This was a hard one for me to write. Not because I don’t know what to say, rather I have too much to say. As one might gather from the title of this blog, I really like Salinger. Well, let’s go ahead and just say it, he is my favorite writer. He is the reason I started seriously writing. He is also the reason that sometimes I just cannot write.
If I’m writing a story,dialogue is always a traffic jam for me because I break one of the most important rules of writing-don’t edit while you write. I can follow this rule most times, but when it comes to dialog I jam up. Because in the back of my mind is floating any conversation that appears in any of Salinger’s fiction and I know that the crap I typed just doesn’t cut it.
Because of Salinger’s pedestal status I am always a bit sweaty palmed when I write anything about his fiction. Due to the complexity of this story I am only going to focus on the early lunch scene with Franny. I mean stuff gets weird in this one, folks. The “Jesus Prayer” alone would take up a whole post. Maybe a last meal post. Hmmm. Anyway, Here we go. Gulp.
In Franny and Zooey we have amazing dialog between the characters throughout a somewhat fragmented story of an emotionally- hardened, childhood- genius brother and his younger sister who, having traveled back to her home after a momentous non-lunch, is suffering an existential breakdown.
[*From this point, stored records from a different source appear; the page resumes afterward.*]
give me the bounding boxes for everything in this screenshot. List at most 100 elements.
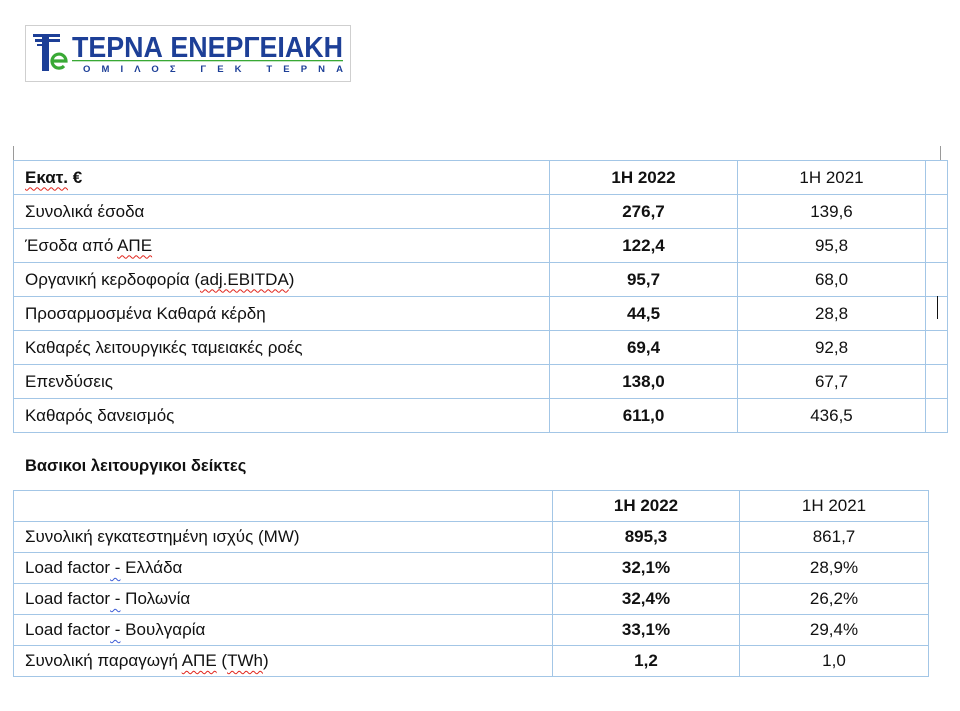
value-1h-2021: 29,4% xyxy=(740,615,929,646)
label-segment: TWh xyxy=(227,651,263,670)
table-row: Καθαρός δανεισμός 611,0 436,5 xyxy=(14,399,948,433)
metric-label: Load factor - Ελλάδα xyxy=(14,553,553,584)
value-1h-2021: 26,2% xyxy=(740,584,929,615)
label-segment: - xyxy=(110,620,121,639)
label-segment: Καθαρές λειτουργικές ταμειακές ροές xyxy=(25,337,303,357)
metric-label: Καθαρές λειτουργικές ταμειακές ροές xyxy=(14,331,550,365)
label-segment: € xyxy=(68,167,83,187)
label-segment: Εκατ. xyxy=(25,167,69,187)
label-segment: Οργανική κερδοφορία ( xyxy=(25,269,200,289)
value-1h-2021: 92,8 xyxy=(738,331,926,365)
label-segment: Πολωνία xyxy=(120,589,191,608)
metric-label: Συνολική παραγωγή ΑΠΕ (TWh) xyxy=(14,646,553,677)
metric-label: Load factor - Πολωνία xyxy=(14,584,553,615)
label-segment: Ελλάδα xyxy=(120,558,183,577)
metric-label: Οργανική κερδοφορία (adj.EBITDA) xyxy=(14,263,550,297)
metric-label-text: Καθαρές λειτουργικές ταμειακές ροές xyxy=(25,338,303,358)
label-segment: Επενδύσεις xyxy=(25,371,113,391)
table-row: Οργανική κερδοφορία (adj.EBITDA) 95,7 68… xyxy=(14,263,948,297)
value-1h-2021: 139,6 xyxy=(738,195,926,229)
table-row: Συνολικά έσοδα 276,7 139,6 xyxy=(14,195,948,229)
label-segment: Load factor xyxy=(25,558,111,577)
value-1h-2022: 32,4% xyxy=(553,584,740,615)
label-segment: Καθαρός δανεισμός xyxy=(25,405,175,425)
value-1h-2021: 95,8 xyxy=(738,229,926,263)
metric-label: Καθαρός δανεισμός xyxy=(14,399,550,433)
metric-label-text: Συνολικά έσοδα xyxy=(25,202,144,222)
header-1h-2022: 1Η 2022 xyxy=(550,161,738,195)
label-segment: Load factor xyxy=(25,620,111,639)
value-1h-2022: 33,1% xyxy=(553,615,740,646)
metric-label: Load factor - Βουλγαρία xyxy=(14,615,553,646)
empty-cell xyxy=(926,263,948,297)
value-1h-2022: 1,2 xyxy=(553,646,740,677)
header-unit-cell: Εκατ. € xyxy=(14,161,550,195)
value-1h-2022: 611,0 xyxy=(550,399,738,433)
table-row: Συνολική εγκατεστημένη ισχύς (MW) 895,3 … xyxy=(14,522,929,553)
label-segment: ) xyxy=(262,651,269,670)
empty-header-cell xyxy=(14,491,553,522)
metric-label-text: Load factor - Ελλάδα xyxy=(25,558,182,578)
value-1h-2022: 44,5 xyxy=(550,297,738,331)
metric-label-text: Έσοδα από ΑΠΕ xyxy=(25,236,152,256)
value-1h-2022: 69,4 xyxy=(550,331,738,365)
label-segment: adj.EBITDA xyxy=(199,269,289,289)
logo-divider-line xyxy=(72,60,343,62)
table-right-marker xyxy=(940,146,941,160)
metric-label-text: Load factor - Βουλγαρία xyxy=(25,620,205,640)
label-segment: ΑΠΕ xyxy=(117,235,153,255)
value-1h-2022: 138,0 xyxy=(550,365,738,399)
empty-cell xyxy=(926,161,948,195)
empty-cell xyxy=(926,195,948,229)
metric-label: Προσαρμοσμένα Καθαρά κέρδη xyxy=(14,297,550,331)
table-header-row: 1Η 2022 1Η 2021 xyxy=(14,491,929,522)
table-row: Επενδύσεις 138,0 67,7 xyxy=(14,365,948,399)
section-title: Βασικοι λειτουργικοι δείκτες xyxy=(25,457,247,475)
empty-cell xyxy=(926,229,948,263)
metric-label-text: Συνολική παραγωγή ΑΠΕ (TWh) xyxy=(25,651,269,671)
metric-label: Συνολικά έσοδα xyxy=(14,195,550,229)
label-segment: Συνολική παραγωγή xyxy=(25,651,182,670)
empty-cell xyxy=(926,331,948,365)
label-segment: ( xyxy=(216,651,228,670)
header-1h-2021: 1Η 2021 xyxy=(740,491,929,522)
terna-logo-icon xyxy=(33,34,68,71)
label-segment: Έσοδα από xyxy=(25,235,118,255)
table-row: Load factor - Ελλάδα 32,1% 28,9% xyxy=(14,553,929,584)
value-1h-2021: 28,9% xyxy=(740,553,929,584)
text-cursor xyxy=(937,296,938,319)
header-1h-2022: 1Η 2022 xyxy=(553,491,740,522)
label-segment: ΑΠΕ xyxy=(181,651,217,670)
table-row: Έσοδα από ΑΠΕ 122,4 95,8 xyxy=(14,229,948,263)
metric-label-text: Επενδύσεις xyxy=(25,372,113,392)
financial-results-table: Εκατ. € 1Η 2022 1Η 2021 Συνολικά έσοδα 2… xyxy=(13,160,948,433)
label-segment: - xyxy=(110,558,121,577)
company-logo-graphic: ΤΕΡΝΑ ΕΝΕΡΓΕΙΑΚΗ ΟΜΙΛΟΣ ΓΕΚ ΤΕΡΝΑ xyxy=(33,32,343,75)
metric-label-text: Προσαρμοσμένα Καθαρά κέρδη xyxy=(25,304,266,324)
table-row: Προσαρμοσμένα Καθαρά κέρδη 44,5 28,8 xyxy=(14,297,948,331)
header-1h-2021: 1Η 2021 xyxy=(738,161,926,195)
label-segment: - xyxy=(110,589,121,608)
value-1h-2022: 276,7 xyxy=(550,195,738,229)
metric-label-text: Οργανική κερδοφορία (adj.EBITDA) xyxy=(25,270,294,290)
value-1h-2021: 67,7 xyxy=(738,365,926,399)
value-1h-2021: 1,0 xyxy=(740,646,929,677)
label-segment: Συνολικά έσοδα xyxy=(25,201,145,221)
metric-label: Συνολική εγκατεστημένη ισχύς (MW) xyxy=(14,522,553,553)
label-segment: Προσαρμοσμένα Καθαρά κέρδη xyxy=(25,303,266,323)
table-left-marker xyxy=(13,146,14,160)
table-row: Load factor - Πολωνία 32,4% 26,2% xyxy=(14,584,929,615)
company-logo: ΤΕΡΝΑ ΕΝΕΡΓΕΙΑΚΗ ΟΜΙΛΟΣ ΓΕΚ ΤΕΡΝΑ xyxy=(25,25,351,82)
value-1h-2021: 861,7 xyxy=(740,522,929,553)
label-segment: ) xyxy=(288,269,295,289)
logo-tagline: ΟΜΙΛΟΣ ΓΕΚ ΤΕΡΝΑ xyxy=(83,64,343,75)
value-1h-2021: 28,8 xyxy=(738,297,926,331)
metric-label-text: Καθαρός δανεισμός xyxy=(25,406,174,426)
empty-cell xyxy=(926,365,948,399)
value-1h-2022: 95,7 xyxy=(550,263,738,297)
metric-label-text: Load factor - Πολωνία xyxy=(25,589,190,609)
table-row: Load factor - Βουλγαρία 33,1% 29,4% xyxy=(14,615,929,646)
header-unit-label: Εκατ. € xyxy=(25,168,82,188)
metric-label-text: Συνολική εγκατεστημένη ισχύς (MW) xyxy=(25,527,300,547)
value-1h-2022: 895,3 xyxy=(553,522,740,553)
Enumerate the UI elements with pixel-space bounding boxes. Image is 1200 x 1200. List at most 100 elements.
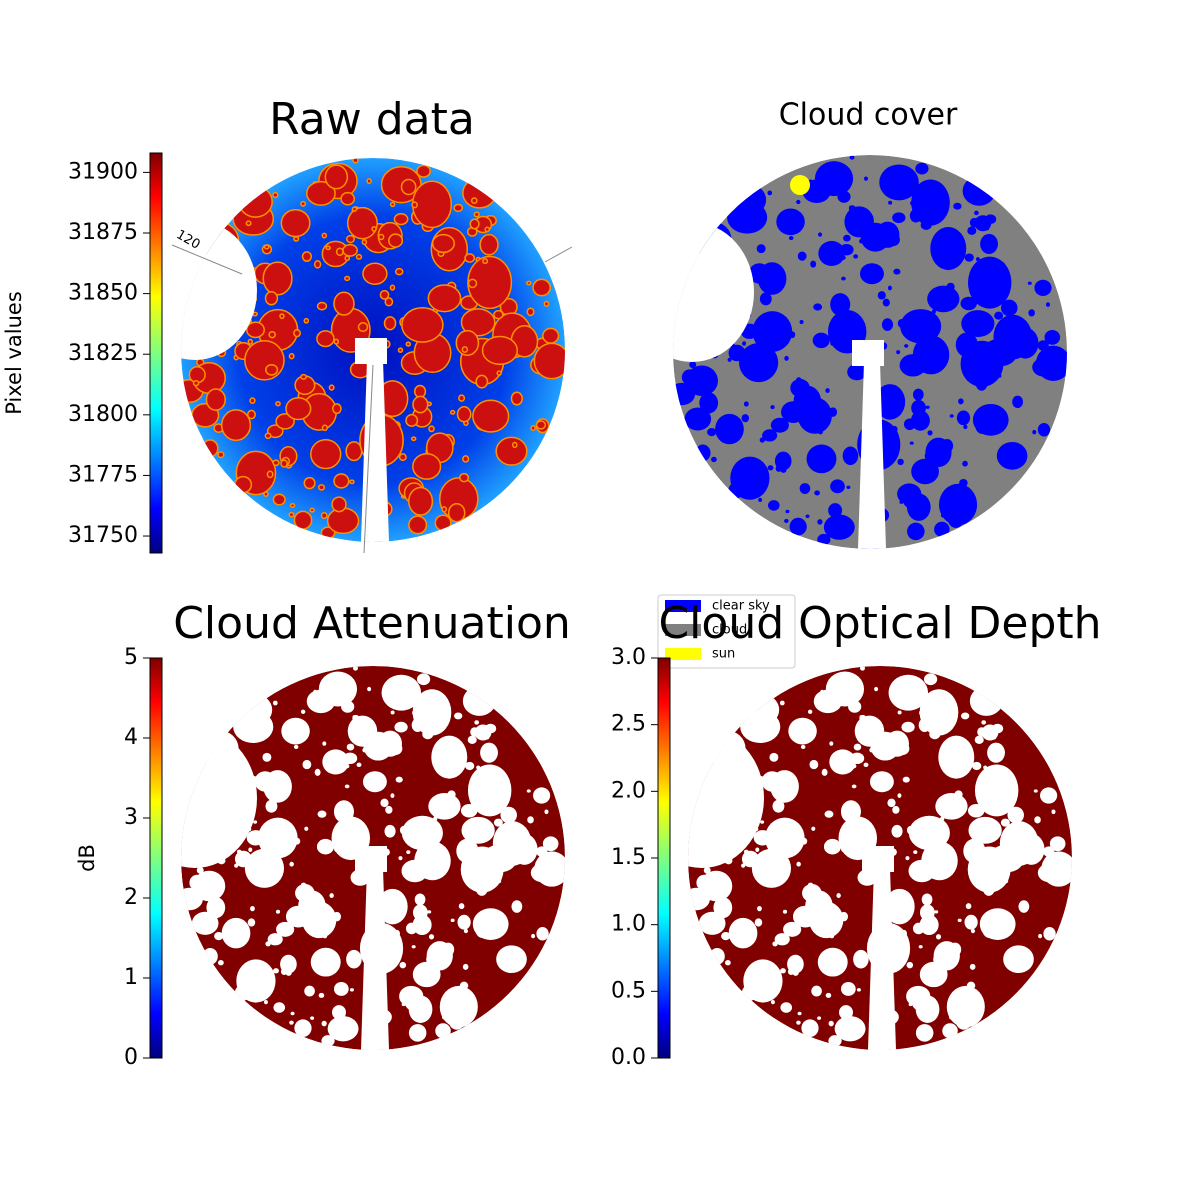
blob — [956, 410, 971, 426]
blob — [959, 478, 968, 487]
blob — [467, 764, 512, 817]
blob — [1012, 327, 1039, 359]
blob — [790, 378, 810, 398]
blob — [805, 514, 810, 519]
blob — [972, 761, 982, 771]
blob — [967, 226, 977, 235]
blob — [844, 206, 874, 238]
blob — [252, 311, 258, 317]
blob — [234, 475, 253, 494]
blob — [695, 444, 711, 462]
blob — [1045, 302, 1051, 307]
blob — [783, 921, 802, 937]
blob — [389, 284, 396, 291]
blob — [884, 888, 915, 925]
blob — [912, 335, 950, 375]
blob — [809, 759, 819, 770]
blob — [1028, 309, 1035, 317]
blob — [341, 700, 355, 713]
blob — [859, 715, 864, 720]
blob — [410, 436, 417, 442]
blob — [829, 741, 834, 746]
blob — [1018, 900, 1030, 913]
blob — [1003, 945, 1034, 974]
blob — [839, 1005, 853, 1020]
blob — [295, 883, 315, 903]
blob — [320, 512, 328, 520]
blob — [344, 275, 351, 282]
blob — [908, 815, 950, 851]
blob — [377, 233, 385, 241]
blob — [818, 232, 823, 237]
blob — [848, 205, 854, 210]
blob — [332, 1005, 346, 1020]
blob — [982, 258, 988, 264]
blob — [384, 824, 396, 838]
blob — [1004, 879, 1009, 884]
blob — [293, 236, 300, 242]
blob — [318, 992, 325, 998]
blob — [511, 900, 523, 913]
blob — [264, 291, 279, 306]
blob — [770, 999, 775, 1005]
blob — [763, 333, 770, 340]
blob — [1000, 299, 1018, 317]
blob — [797, 397, 832, 434]
blob — [915, 995, 940, 1023]
blob — [903, 418, 916, 431]
blob — [933, 941, 960, 971]
blob — [543, 300, 550, 307]
blob — [306, 689, 336, 714]
blob — [257, 817, 298, 859]
colorbar — [149, 152, 163, 554]
blob — [772, 941, 778, 947]
blob — [817, 947, 848, 977]
blob — [313, 260, 322, 269]
blob — [912, 922, 925, 935]
blob — [832, 673, 855, 697]
blob — [405, 922, 418, 935]
blob — [414, 841, 451, 881]
blob — [439, 985, 478, 1028]
blob — [789, 517, 807, 536]
blob — [724, 960, 731, 966]
blob — [412, 395, 429, 414]
blob — [394, 267, 404, 276]
blob — [427, 284, 462, 313]
blob — [470, 727, 479, 737]
blob — [217, 451, 225, 459]
blob — [462, 455, 470, 463]
blob — [885, 742, 891, 748]
blob — [1033, 789, 1038, 793]
blob — [770, 405, 775, 410]
blob — [910, 410, 930, 431]
blob — [412, 710, 418, 716]
blob — [974, 735, 984, 745]
blob — [526, 789, 531, 793]
blob — [780, 968, 786, 974]
blob — [911, 179, 950, 226]
blob — [947, 509, 964, 528]
blob — [913, 850, 918, 854]
blob — [713, 897, 733, 919]
blob — [758, 244, 764, 249]
blob — [1027, 281, 1032, 285]
blob — [544, 809, 549, 815]
blob — [411, 945, 416, 949]
blob — [266, 470, 274, 479]
blob — [971, 196, 977, 202]
blob — [1032, 429, 1037, 435]
blob — [759, 292, 772, 306]
blob — [753, 729, 758, 734]
blob — [389, 201, 396, 208]
blob — [530, 425, 536, 432]
blob — [817, 1016, 822, 1020]
blob — [784, 355, 789, 361]
blob — [760, 367, 772, 378]
blob — [388, 742, 403, 756]
blob — [346, 206, 378, 240]
blob — [772, 872, 785, 883]
blob — [426, 941, 453, 971]
blob — [811, 985, 822, 997]
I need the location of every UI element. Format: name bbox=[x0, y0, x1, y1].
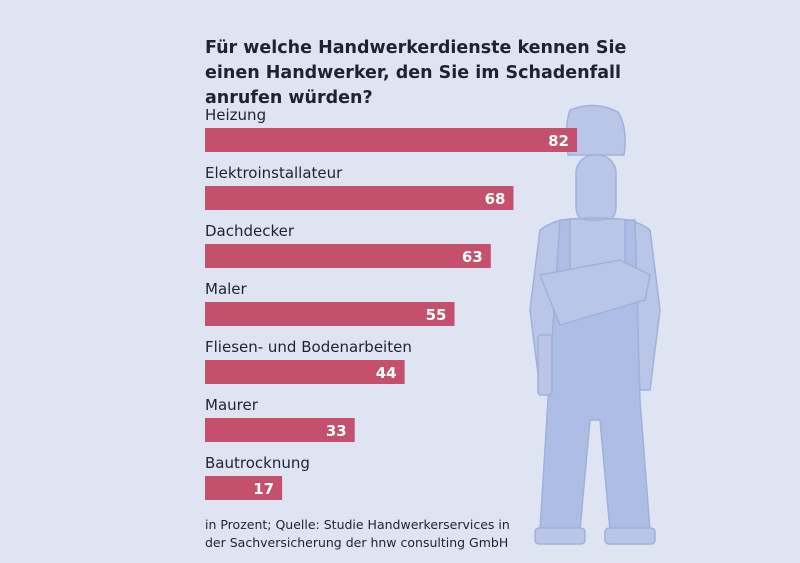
bar bbox=[205, 418, 355, 442]
data-label: 68 bbox=[485, 190, 506, 208]
data-label: 82 bbox=[548, 132, 569, 150]
bar bbox=[205, 360, 405, 384]
category-label: Elektroinstallateur bbox=[205, 164, 343, 182]
craftsman-illustration bbox=[529, 104, 661, 545]
bar bbox=[205, 244, 491, 268]
category-label: Maurer bbox=[205, 396, 259, 414]
category-label: Dachdecker bbox=[205, 222, 295, 240]
data-label: 44 bbox=[376, 364, 397, 382]
category-label: Heizung bbox=[205, 106, 266, 124]
bar bbox=[205, 476, 283, 500]
source-line-1: in Prozent; Quelle: Studie Handwerkerser… bbox=[205, 517, 510, 532]
chart-source-note: in Prozent; Quelle: Studie Handwerkerser… bbox=[205, 516, 510, 552]
data-label: 55 bbox=[426, 306, 447, 324]
bar bbox=[205, 128, 577, 152]
data-label: 33 bbox=[326, 422, 347, 440]
source-line-2: der Sachversicherung der hnw consulting … bbox=[205, 535, 509, 550]
bar bbox=[205, 186, 514, 210]
data-label: 63 bbox=[462, 248, 483, 266]
category-label: Fliesen- und Bodenarbeiten bbox=[205, 338, 412, 356]
category-label: Bautrocknung bbox=[205, 454, 310, 472]
data-label: 17 bbox=[253, 480, 274, 498]
category-label: Maler bbox=[205, 280, 248, 298]
bar bbox=[205, 302, 455, 326]
chart-title: Für welche Handwerkerdienste kennen Sie … bbox=[205, 38, 627, 108]
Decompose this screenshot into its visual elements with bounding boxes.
Now there’s a mouthful. And all of this is of course layered on top of Salinger’s famous The Glass Family.
And Franny never even eats lunch. But I’m about to help a sister out.
The story begins with Franny heading to lunch with her college boyfriend, Lane, in a nameless college town. As Franny sits across the table from said boyfriend she becomes more and more upset by his conversation that focuses on college, literature, publishing papers, and superficial drivel. Her disenchantment with convention, and her current reality, emerges over this table. Lane, egotist extraordinaire, becomes frustrated with Zooey’s sarcasm and generalizations over the course of the lunch.
After she reaches her boiling point, and with Lane still concerned about getting to the football game on time, Franny starts to feel sick and high tails it to the bathroom- where she proceeds to have a nervous breakdown. Well, she is really just crying hysterically, but I am pretty sure this is where her breakdown starts. It’s where it starts for me anyway.
When she returns to the table, Lane begins to question the small book she’s been toting around. She casually tells him about The Way of The Pilgrim, which is, in its absolutely most shortened form, a story of a Russian wanderer who learns to internalize prayer by repetition, therefore “praying without ceasing.”
We can all guess what Lane thinks about this.
The scene wraps up with Franny fainting, the football game plans being (reluctantly) cancelled by Lane, and when he goes to hail a cab, we see Franny alone, chanting the infamous Jesus Prayer.
Now, I realize that Franny has got some serious existential problems. Hey, I’ve been there. At least once a week. But you know what food always make me feel like its ok to not know The Answer? To know that sometimes its ok to just be?
A cheeseburger.
Not just any cheeseburger. Not a fancy cheeseburger (though those are good, too. Unless they have a stupid brioche bun. Yuck.) But a good old-fashioned diner cheeseburger.
With gravy fries.
And, if I really don’t know my ass from my elbow that week, hell, throw some cheese on ‘em. Make ‘em disco. (Poutine, for the fancy readers)
And while we’re at it, let’s have an extra thick vanilla milkshake. The kind where there are still the big hunks of vanilla ice cream in them. An because we know that no good existential crisis should go without a stiff drink, we’ll throw a little booze in there. If your a purest, like me, take that shot on the side.
I feel better already. I can feel the food coma lulling me into a complacent state of contentment.
If only for a few hours.
But hey, sometimes that’s all we need to keep us from really going off the wall.
So if I was in that lunchroom with Franny and Lane, I would ask the boyfriend to take his food to another table. I would assure her that Lane is every bit the pillowcase he seems. And then I would order her this meal.